Why It Matters: Therapy and Treatment

This photo depicts a large group of people sitting in a circle on the beach.

Figure 1. Many forms of therapy have been developed to treat a wide array of problems. These marines who served in Iraq and Afghanistan, together with community mental health volunteers, are part of the Ocean Therapy program at Camp Pendleton, a program in which learning to surf is combined with group discussions. The program helps vets recover, especially vets who suffer from post-traumatic stress disorder (PTSD).

What comes to mind when you think about therapy for psychological problems? You might picture someone lying on a couch talking about his childhood while the therapist sits and takes notes, à la Sigmund Freud. But can you envision a therapy session in which someone is wearing virtual reality headgear to conquer a fear of snakes?
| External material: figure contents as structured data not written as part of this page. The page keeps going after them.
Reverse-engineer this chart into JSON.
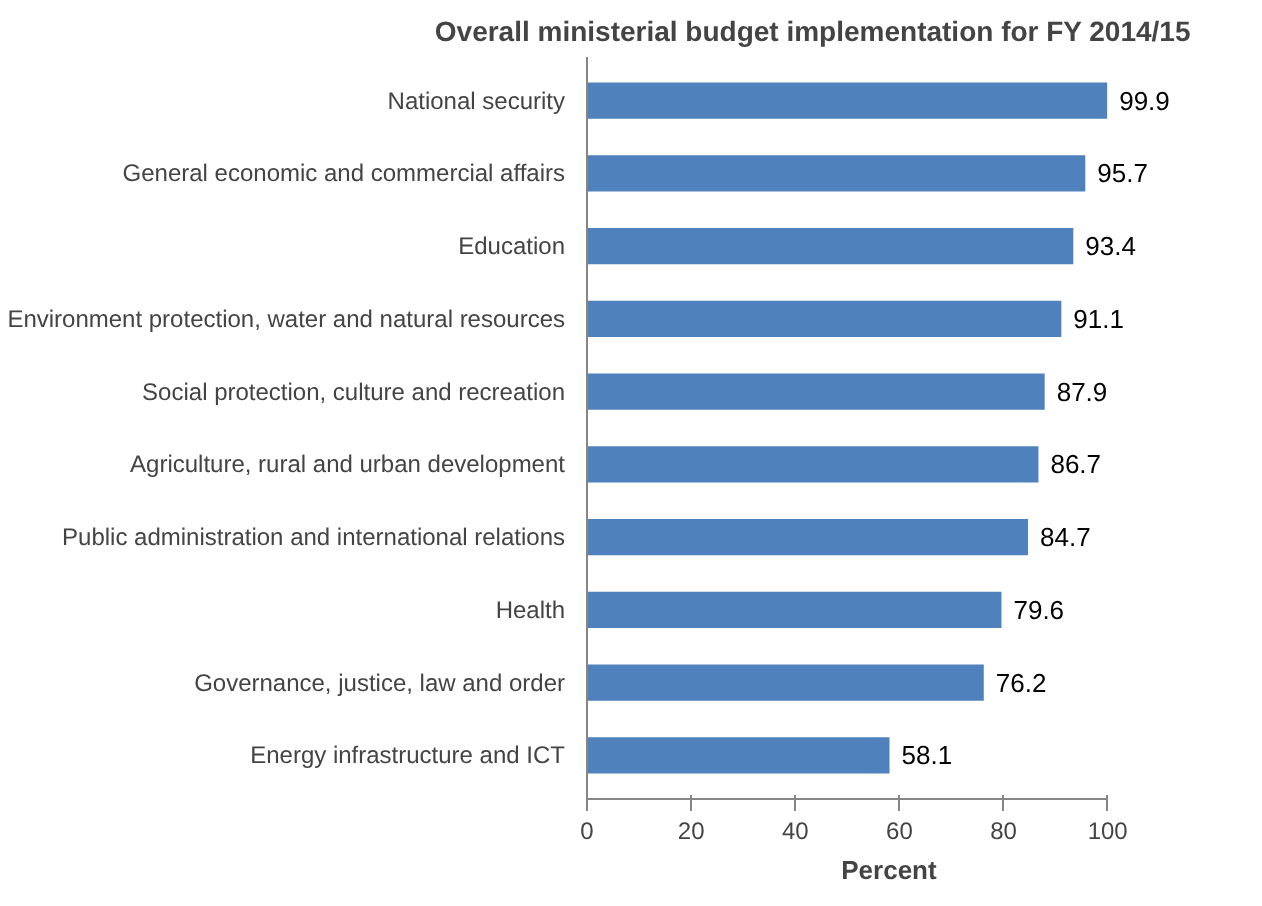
{
  "chart_data": {
    "type": "bar",
    "orientation": "horizontal",
    "title": "Overall ministerial budget implementation for FY 2014/15",
    "xlabel": "Percent",
    "categories": [
      "National security",
      "General economic and commercial affairs",
      "Education",
      "Environment protection, water and natural resources",
      "Social protection, culture and recreation",
      "Agriculture, rural and urban development",
      "Public administration and international relations",
      "Health",
      "Governance, justice, law and order",
      "Energy infrastructure and ICT"
    ],
    "values": [
      99.9,
      95.7,
      93.4,
      91.1,
      87.9,
      86.7,
      84.7,
      79.6,
      76.2,
      58.1
    ],
    "color": "#4f81bd",
    "xlim": [
      0,
      100
    ],
    "xticks": [
      0,
      20,
      40,
      60,
      80,
      100
    ],
    "grid": false,
    "data_labels": true
  }
}
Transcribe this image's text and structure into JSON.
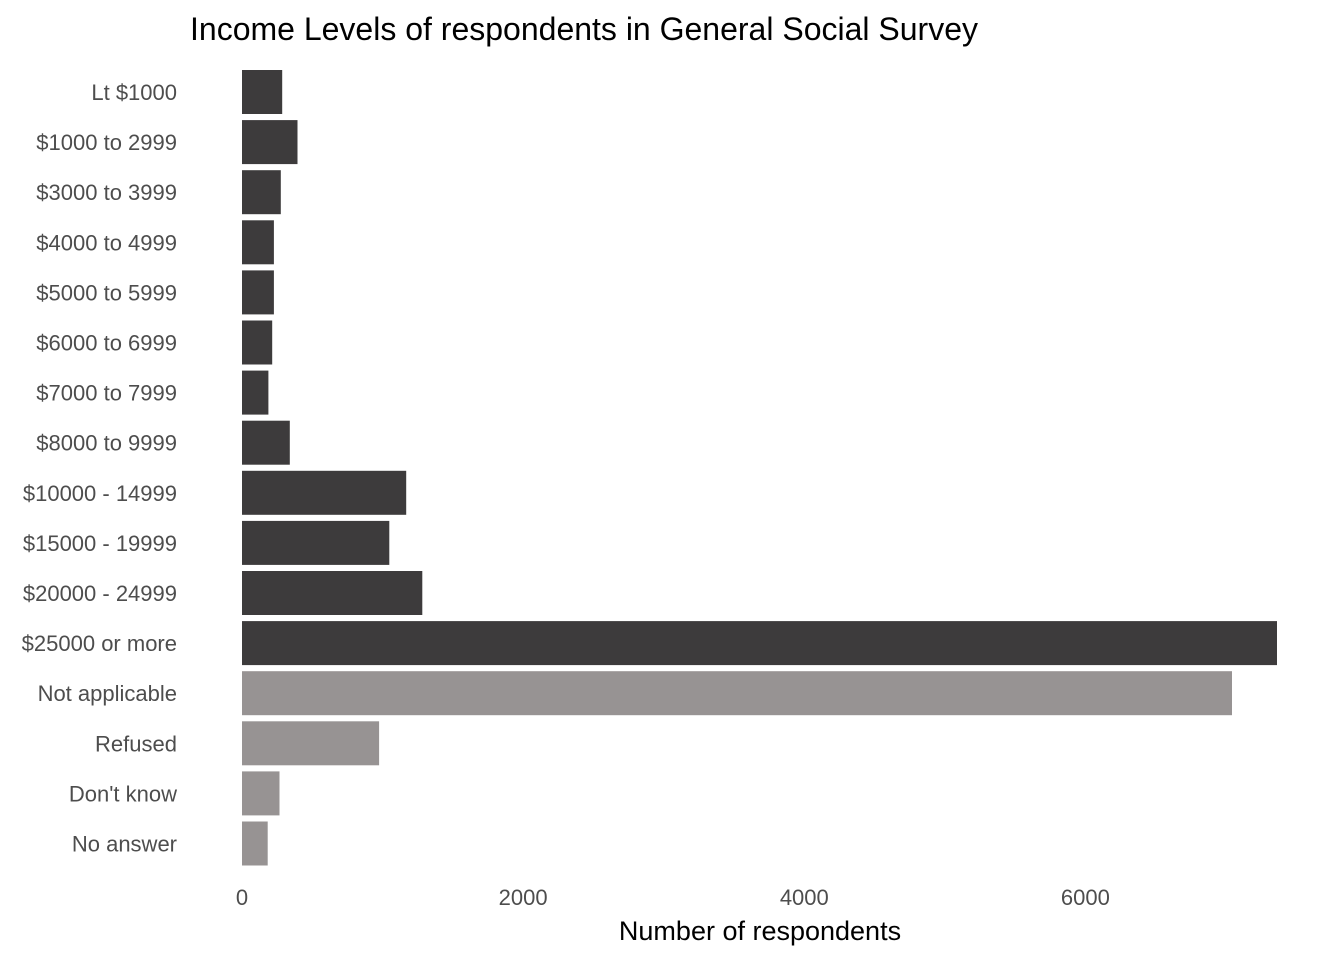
{
  "chart_data": {
    "type": "bar",
    "orientation": "horizontal",
    "title": "Income Levels of respondents in General Social Survey",
    "xlabel": "Number of respondents",
    "ylabel": "",
    "xlim": [
      0,
      7400
    ],
    "xticks": [
      0,
      2000,
      4000,
      6000
    ],
    "grid": false,
    "legend": "none",
    "categories": [
      "Lt $1000",
      "$1000 to 2999",
      "$3000 to 3999",
      "$4000 to 4999",
      "$5000 to 5999",
      "$6000 to 6999",
      "$7000 to 7999",
      "$8000 to 9999",
      "$10000 - 14999",
      "$15000 - 19999",
      "$20000 - 24999",
      "$25000 or more",
      "Not applicable",
      "Refused",
      "Don't know",
      "No answer"
    ],
    "values": [
      286,
      395,
      276,
      227,
      227,
      215,
      188,
      340,
      1168,
      1048,
      1283,
      7363,
      7043,
      975,
      267,
      183
    ],
    "colors": {
      "dark": "#3d3b3c",
      "light": "#979393"
    },
    "bar_color_groups": [
      "dark",
      "dark",
      "dark",
      "dark",
      "dark",
      "dark",
      "dark",
      "dark",
      "dark",
      "dark",
      "dark",
      "dark",
      "light",
      "light",
      "light",
      "light"
    ]
  }
}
In this chapter, you will see that approaches to therapy include both psychological and biological interventions, all with the goal of alleviating distress. Because psychological problems can originate from various sources—biology, genetics, childhood experiences, conditioning, and sociocultural influences—psychologists have developed many different therapeutic techniques and approaches. For example, some psychologists believe that psychotherapy should involve a close personal relationship between therapist and client, while others believe their main responsibility is to help the patient change behavior. The Ocean Therapy program shown in Figure 1 uses multiple approaches to support the mental health of veterans in the group.